3 ways India is making drug use safer

© Gemma Taylor for Frontline AIDS

Earlier this year, India's first ever published data on drug use estimated that the country is home to around 850,000 people who use drugs. Here’s how our partner, India HIV/AIDS Alliance, is at the forefront of providing harm reduction services to keep people healthy.

India is massive. It is the world’s largest democracy, with a population of 1.2 billion people of whom 2.1 million are living with HIV. This makes it the country with the third highest population of people living with HIV globally, after South Africa and Nigeria.

During the period 2000-2015, the annual estimated number of new HIV infections decreased by 66%, however this pace of decline is not fast enough to meet global HIV targets.

The HIV epidemic in India is concentrated in specific regions and populations. One such population is people who use drugs, who are considered a high-risk group for contracting HIV and are one of a few marginalised communities that receive Targeted Interventions (TI).

Here, we explore three such harm reduction interventions that focus on preventing new HIV infections among people who use drugs.

1. Working with the government to understand drug trafficking

Heroin is one of the mostly widely available drugs in India. It enters the country through two main routes. The first originates from Afghanistan (where 85% of the world’s opium is grown) and moves through Pakistan and into north-west India. The second route is from Myanmar where heroin and ATS (Amphetamine type substances) enter India through the north-eastern states such as Manipur.

Through the Hridiya programme, our partner Alliance India provides services for people who use drugs in three locations in north and north-east India:

  • Uttar Pradesh, which has a population of 200 million and the highest HIV prevalence amongst high-risk groups in select states and the estimated population of people who inject drugs is 13,500
  • Uttarakhand
  • Delhi

Uttar Pradesh and Uttarakhand share an open border with Nepal, which doubles up as a popular transit route for drugs from India into Nepal. In response, the Hridiya project has invested in ‘TI PLUS’ – an additional Targeted Intervention that operates in this area – to provide needle and syringe programmes to approximately 120 people who inject drugs and train community-based mentors to enrole those hardest to reach. By providing ongoing support and a telephone helpline, services to prevent HIV are more community friendly and accessible.

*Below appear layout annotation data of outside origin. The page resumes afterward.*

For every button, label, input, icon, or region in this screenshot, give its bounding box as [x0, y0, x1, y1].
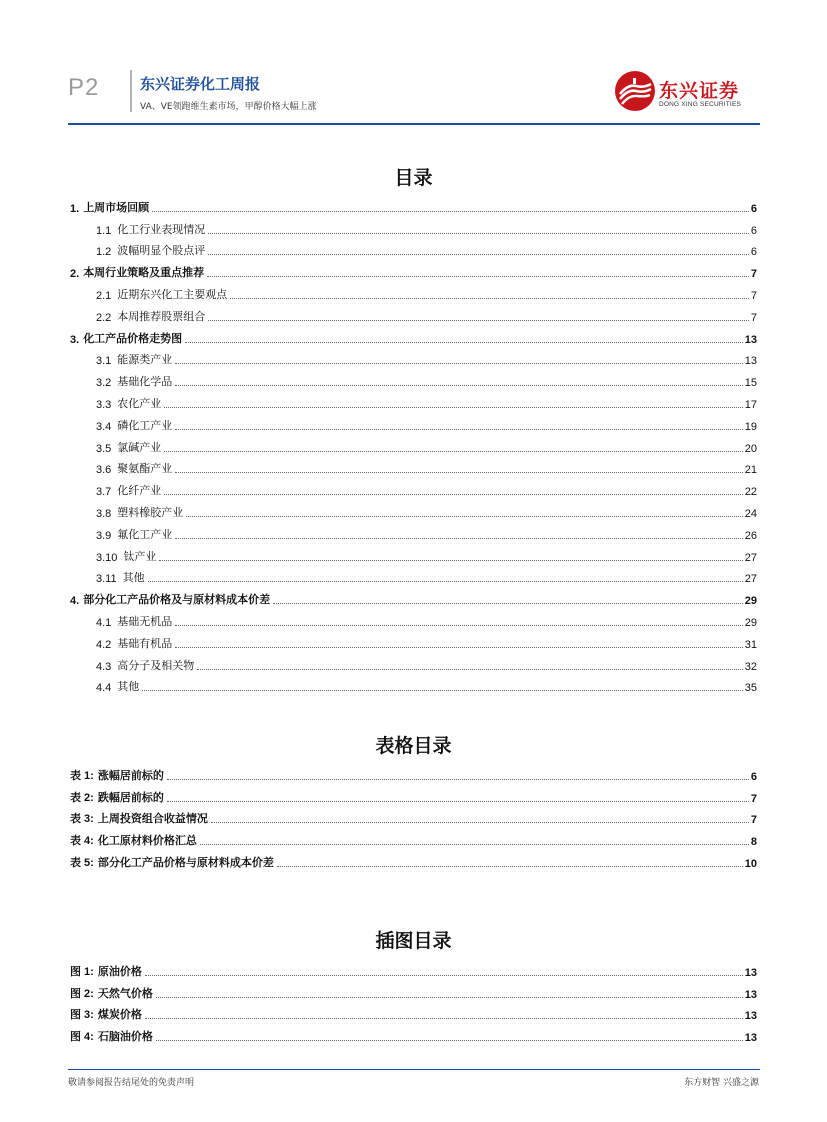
toc-entry-number: 图 4:	[70, 1031, 94, 1044]
toc-entry-number: 3.4	[96, 420, 112, 433]
toc-entry[interactable]	[70, 280, 757, 302]
toc-entry-page: 20	[744, 442, 757, 455]
toc-entry[interactable]	[70, 498, 757, 520]
toc-entry-text: 能源类产业	[117, 353, 173, 367]
toc-leader-dots	[175, 537, 742, 539]
toc-entry-number: 1.	[70, 202, 80, 215]
toc-entry-page: 7	[750, 792, 757, 805]
toc-entry-text: 部分化工产品价格及与原材料成本价差	[83, 593, 271, 607]
toc-entry-text: 基础有机品	[117, 636, 173, 650]
toc-entry-page: 31	[744, 638, 757, 651]
toc-leader-dots	[175, 384, 742, 386]
toc-entry-number: 图 1:	[70, 965, 94, 978]
toc-leader-dots	[175, 471, 742, 473]
toc-entry[interactable]	[70, 564, 757, 586]
toc-entry-text: 本周行业策略及重点推荐	[83, 266, 205, 280]
page-number: P2	[68, 74, 100, 101]
toc-entry-page: 8	[750, 836, 757, 849]
toc-entry-number: 2.1	[96, 289, 112, 302]
toc-entry-text: 波幅明显个股点评	[117, 244, 206, 258]
toc-entry-page: 24	[744, 507, 757, 520]
toc-entry-number: 3.9	[96, 529, 112, 542]
toc-entry-text: 化纤产业	[117, 484, 162, 498]
toc-leader-dots	[175, 646, 742, 648]
toc-leader-dots	[208, 253, 749, 255]
toc-entry-text: 跌幅居前标的	[97, 790, 164, 804]
toc-entry[interactable]	[70, 826, 757, 848]
toc-entry-page: 27	[744, 573, 757, 586]
toc-entry-page: 6	[750, 770, 757, 783]
toc-entry[interactable]	[70, 476, 757, 498]
toc-entry-text: 煤炭价格	[97, 1008, 142, 1022]
toc-entry-number: 4.1	[96, 616, 112, 629]
toc-entry[interactable]	[70, 389, 757, 411]
toc-leader-dots	[185, 341, 743, 343]
toc-entry-number: 表 3:	[70, 813, 94, 826]
page-header	[0, 0, 827, 130]
toc-leader-dots	[230, 297, 749, 299]
toc-entry[interactable]	[70, 346, 757, 368]
toc-entry-page: 7	[750, 268, 757, 281]
toc-leader-dots	[156, 1039, 743, 1041]
toc-leader-dots	[156, 996, 743, 998]
toc-entry-text: 高分子及相关物	[117, 658, 195, 672]
toc-entry-page: 7	[750, 289, 757, 302]
toc-leader-dots	[164, 493, 742, 495]
toc-entry-text: 氟化工产业	[117, 527, 173, 541]
toc-entry[interactable]	[70, 673, 757, 695]
toc-leader-dots	[197, 668, 742, 670]
footer-slogan: 东方财智 兴盛之源	[684, 1078, 759, 1088]
toc-entry-page: 29	[744, 616, 757, 629]
toc-entry[interactable]	[70, 805, 757, 827]
toc-leader-dots	[152, 210, 749, 212]
toc-entry-number: 4.2	[96, 638, 112, 651]
toc-entry-number: 3.10	[96, 551, 118, 564]
figures-toc-title: 插图目录	[375, 930, 452, 952]
toc-entry[interactable]	[70, 651, 757, 673]
toc-entry-page: 13	[744, 1032, 757, 1045]
toc-entry-number: 2.	[70, 268, 80, 281]
toc-leader-dots	[211, 821, 749, 823]
toc-entry-number: 4.3	[96, 660, 112, 673]
toc-entry-number: 3.2	[96, 377, 112, 390]
toc-entry-page: 13	[744, 966, 757, 979]
toc-entry[interactable]	[70, 1022, 757, 1044]
toc-leader-dots	[208, 232, 749, 234]
toc-leader-dots	[186, 515, 742, 517]
toc-entry-number: 3.	[70, 333, 80, 346]
toc-entry-text: 塑料橡胶产业	[117, 505, 184, 519]
toc-entry-number: 图 3:	[70, 1009, 94, 1022]
logo-emblem-icon	[614, 70, 656, 112]
toc-title: 目录	[394, 167, 433, 189]
toc-entry-text: 基础无机品	[117, 614, 173, 628]
toc-entry-page: 21	[744, 464, 757, 477]
company-logo	[614, 70, 754, 112]
toc-entry-text: 其他	[117, 680, 140, 694]
toc-leader-dots	[207, 275, 749, 277]
toc-entry-number: 表 1:	[70, 769, 94, 782]
toc-leader-dots	[142, 689, 742, 691]
toc-entry[interactable]	[70, 629, 757, 651]
toc-entry[interactable]	[70, 411, 757, 433]
toc-entry-page: 6	[750, 224, 757, 237]
toc-entry-text: 部分化工产品价格与原材料成本价差	[97, 855, 274, 869]
toc-leader-dots	[175, 428, 742, 430]
table-of-contents	[70, 193, 757, 694]
toc-entry-page: 15	[744, 377, 757, 390]
toc-entry[interactable]	[70, 302, 757, 324]
toc-entry-text: 农化产业	[117, 396, 162, 410]
toc-entry-text: 聚氨酯产业	[117, 462, 173, 476]
toc-leader-dots	[175, 624, 742, 626]
toc-leader-dots	[200, 843, 749, 845]
toc-entry[interactable]	[70, 367, 757, 389]
toc-entry-page: 17	[744, 398, 757, 411]
toc-leader-dots	[164, 450, 742, 452]
toc-entry-text: 化工原材料价格汇总	[97, 834, 197, 848]
toc-entry-number: 3.7	[96, 486, 112, 499]
logo-text-en: DONG XING SECURITIES	[659, 101, 742, 108]
toc-entry-text: 近期东兴化工主要观点	[117, 287, 228, 301]
toc-entry-text: 其他	[122, 571, 145, 585]
toc-entry[interactable]	[70, 215, 757, 237]
toc-entry-page: 22	[744, 486, 757, 499]
toc-entry-number: 4.4	[96, 682, 112, 695]
toc-entry-number: 2.2	[96, 311, 112, 324]
report-title: 东兴证券化工周报	[140, 75, 261, 93]
toc-entry-text: 上周市场回顾	[83, 200, 150, 214]
toc-entry-text: 基础化学品	[117, 375, 173, 389]
toc-entry-number: 表 4:	[70, 835, 94, 848]
toc-entry[interactable]	[70, 193, 757, 215]
toc-leader-dots	[148, 580, 743, 582]
toc-entry[interactable]	[70, 237, 757, 259]
toc-entry-number: 1.2	[96, 246, 112, 259]
toc-entry-number: 表 2:	[70, 791, 94, 804]
toc-entry-text: 石脑油价格	[97, 1030, 153, 1044]
tables-toc-title: 表格目录	[375, 735, 452, 757]
toc-entry[interactable]	[70, 957, 757, 979]
toc-entry-number: 3.11	[96, 573, 117, 586]
toc-entry-page: 27	[744, 551, 757, 564]
footer-rule	[68, 1069, 760, 1070]
toc-leader-dots	[159, 559, 742, 561]
toc-entry-page: 7	[750, 814, 757, 827]
toc-entry-page: 35	[744, 682, 757, 695]
toc-entry-page: 7	[750, 311, 757, 324]
toc-entry-text: 本周推荐股票组合	[117, 309, 206, 323]
toc-entry[interactable]	[70, 979, 757, 1001]
toc-entry[interactable]	[70, 1001, 757, 1023]
toc-entry[interactable]	[70, 258, 757, 280]
toc-entry-number: 图 2:	[70, 987, 94, 1000]
toc-entry-page: 13	[744, 1010, 757, 1023]
toc-leader-dots	[277, 865, 743, 867]
toc-entry-number: 3.6	[96, 464, 112, 477]
toc-entry-text: 钛产业	[123, 549, 157, 563]
toc-leader-dots	[164, 406, 742, 408]
tables-list	[70, 761, 757, 870]
toc-leader-dots	[208, 319, 749, 321]
toc-entry[interactable]	[70, 520, 757, 542]
toc-entry-number: 3.1	[96, 355, 112, 368]
toc-entry[interactable]	[70, 542, 757, 564]
logo-text-cn: 东兴证券	[659, 80, 740, 102]
header-divider	[130, 70, 132, 112]
toc-entry-page: 13	[744, 333, 757, 346]
toc-entry[interactable]	[70, 324, 757, 346]
toc-entry[interactable]	[70, 585, 757, 607]
toc-entry-page: 13	[744, 988, 757, 1001]
toc-entry-text: 天然气价格	[97, 986, 153, 1000]
toc-entry[interactable]	[70, 607, 757, 629]
toc-entry-page: 32	[744, 660, 757, 673]
toc-entry-page: 6	[750, 246, 757, 259]
toc-entry-text: 化工产品价格走势图	[83, 331, 183, 345]
toc-entry-text: 化工行业表现情况	[117, 222, 206, 236]
toc-entry-page: 19	[744, 420, 757, 433]
toc-entry-number: 3.3	[96, 398, 112, 411]
toc-entry-text: 涨幅居前标的	[97, 768, 164, 782]
toc-entry-number: 3.5	[96, 442, 112, 455]
toc-entry-page: 29	[744, 595, 757, 608]
toc-leader-dots	[167, 778, 749, 780]
toc-entry-page: 10	[744, 857, 757, 870]
toc-entry-text: 上周投资组合收益情况	[97, 812, 208, 826]
disclaimer-note: 敬请参阅报告结尾处的免责声明	[68, 1078, 195, 1088]
toc-leader-dots	[167, 800, 749, 802]
toc-entry[interactable]	[70, 455, 757, 477]
toc-leader-dots	[273, 602, 743, 604]
toc-entry-text: 原油价格	[97, 964, 142, 978]
toc-entry-number: 1.1	[96, 224, 112, 237]
toc-entry[interactable]	[70, 848, 757, 870]
toc-entry[interactable]	[70, 761, 757, 783]
toc-leader-dots	[175, 362, 742, 364]
toc-leader-dots	[145, 1017, 743, 1019]
toc-entry-number: 3.8	[96, 507, 112, 520]
toc-entry-page: 13	[744, 355, 757, 368]
toc-entry[interactable]	[70, 433, 757, 455]
toc-entry-number: 4.	[70, 595, 80, 608]
toc-entry-page: 26	[744, 529, 757, 542]
toc-leader-dots	[145, 974, 743, 976]
figures-list	[70, 957, 757, 1044]
report-subtitle: VA、VE领跑维生素市场，甲醇价格大幅上涨	[140, 102, 317, 112]
toc-entry-text: 氯碱产业	[117, 440, 162, 454]
toc-entry-number: 表 5:	[70, 856, 94, 869]
toc-entry[interactable]	[70, 783, 757, 805]
header-rule	[68, 123, 760, 125]
toc-entry-text: 磷化工产业	[117, 418, 173, 432]
toc-entry-page: 6	[750, 202, 757, 215]
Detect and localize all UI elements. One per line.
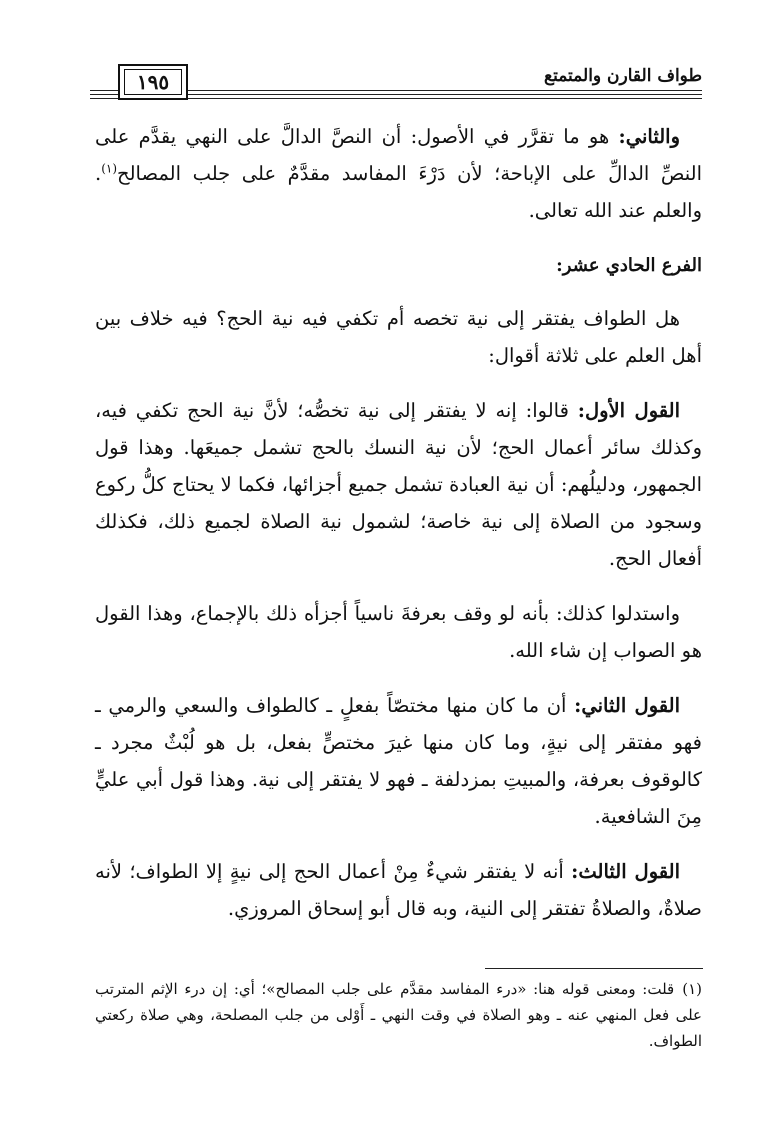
running-title: طواف القارن والمتمتع (536, 64, 702, 88)
footnote-divider (485, 968, 703, 969)
paragraph-question: هل الطواف يفتقر إلى نية تخصه أم تكفي فيه نية الحج؟ فيه خلاف بين أهل العلم على ثلاثة أقوال: (95, 307, 702, 367)
footnote-text: قلت: ومعنى قوله هنا: «درء المفاسد مقدَّم على جلب المصالح»؛ أي: إن درء الإثم المترتب على فعل المنهي عنه ـ وهو الصلاة في وقت النهي ـ أَوْلى من جلب المصلحة، وهي صلاة ركعتي الطواف. (95, 980, 702, 1050)
paragraph-first-opinion (95, 392, 702, 577)
paragraph-lead: القول الثاني: (574, 694, 680, 717)
footnote-reference[interactable]: (١) (101, 161, 118, 176)
page-number: ١٩٥ (124, 69, 182, 95)
paragraph-text: قالوا: إنه لا يفتقر إلى نية تخصُّه؛ لأنَّ نية الحج تكفي فيه، وكذلك سائر أعمال الحج؛ لأن نية النسك بالحج تشمل جميعَها. وهذا قول الجمهور، ودليلُهم: أن نية العبادة تشمل جميع أجزائها، فكما لا يحتاج كلُّ ركوع وسجود من الصلاة إلى نية خاصة؛ لشمول نية الصلاة لجميع ذلك، فكذلك أفعال الحج. (95, 399, 702, 570)
paragraph-third-opinion (95, 853, 702, 927)
paragraph-text: أن ما كان منها مختصّاً بفعلٍ ـ كالطواف والسعي والرمي ـ فهو مفتقر إلى نيةٍ، وما كان منها غيرَ مختصٍّ بفعل، بل هو لُبْثٌ مجرد ـ كالوقوف بعرفة، والمبيتِ بمزدلفة ـ فهو لا يفتقر إلى نية. وهذا قول أبي عليٍّ مِنَ الشافعية. (95, 694, 702, 828)
paragraph-lead: والثاني: (618, 125, 680, 148)
section-heading: الفرع الحادي عشر: (556, 255, 702, 276)
paragraph-second-opinion (95, 687, 702, 835)
paragraph-lead: القول الأول: (577, 399, 681, 422)
footnote (95, 976, 702, 1054)
paragraph-lead: القول الثالث: (571, 860, 680, 883)
paragraph-second-reason (95, 118, 702, 229)
paragraph-text: أنه لا يفتقر شيءٌ مِنْ أعمال الحج إلى نيةٍ إلا الطواف؛ لأنه صلاةٌ، والصلاةُ تفتقر إلى النية، وبه قال أبو إسحاق المروزي. (95, 860, 702, 920)
footnote-number: (١) (682, 980, 702, 998)
page-header (90, 58, 702, 108)
paragraph-text: هو ما تقرَّر في الأصول: أن النصَّ الدالَّ على النهي يقدَّم على النصِّ الدالِّ على الإباحة؛ لأن دَرْءَ المفاسد مقدَّمٌ على جلب المصالح (95, 125, 702, 185)
paragraph-text: . والعلم عند الله تعالى. (95, 162, 702, 222)
paragraph-evidence: واستدلوا كذلك: بأنه لو وقف بعرفةَ ناسياً أجزأه ذلك بالإجماع، وهذا القول هو الصواب إن شاء الله. (95, 602, 702, 662)
main-text (95, 118, 702, 941)
page-number-frame (118, 64, 188, 100)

Six years after the initial phase of this project, the State AIDS Control Programme in Manipur has expanded these harm reduction services, including community distribution of Naloxone – a life-saving drug that can reverse the effects of an opioid overdose when it is given in time.

2. Testing and treating Hepatitis C

Globally, half of the 15.6 million people who inject drugs are living with Hepatitis C – a liver infection caused by the Hepatitis C virus (HCV) – and a quarter are living with HIV. Those enrolled in the TI programme receive access to life-saving Hepatitis C testing and treatment support.

In 2018, the government of India launched the national viral Hepatitis control programme with a focus on treating Hepatitis C among people who inject drugs. Alliance India contributed to the development of the national policy and guidelines to test and treat it among people who inject drugs.

Now, Alliance India colleagues are mobilising communities of people who inject drugs to test for the virus and advocating to integrate Hepatitis C treatment within existing government clinics such as antiretroviral treatment (ART) centres.

The final initiative is to pilot opioid substitution (OST) centres in community locations, and identify other locations to distribute clean needles and syringes. This enables people to access services in informal locations, often in people’s homes, which are closer and easier to reach.

3. Providing women who use drugs with tailored services to reduce violence

In New Delhi, Alliance India lead Women Initiated New Goals for Safety (WINGS), a research project that supports women who inject drugs in Pune. They also take the lead in making sure harm reduction services are female-friendly.

In the district of Punjab for example, together with the Punjab State AIDS Control Society, there are plans to set up a drop-in centre exclusively for women who inject drugs. Here, they will receive harm reduction as well as sexual and reproductive health and rights services, and social protection support for their families in a ‘one stop shop’.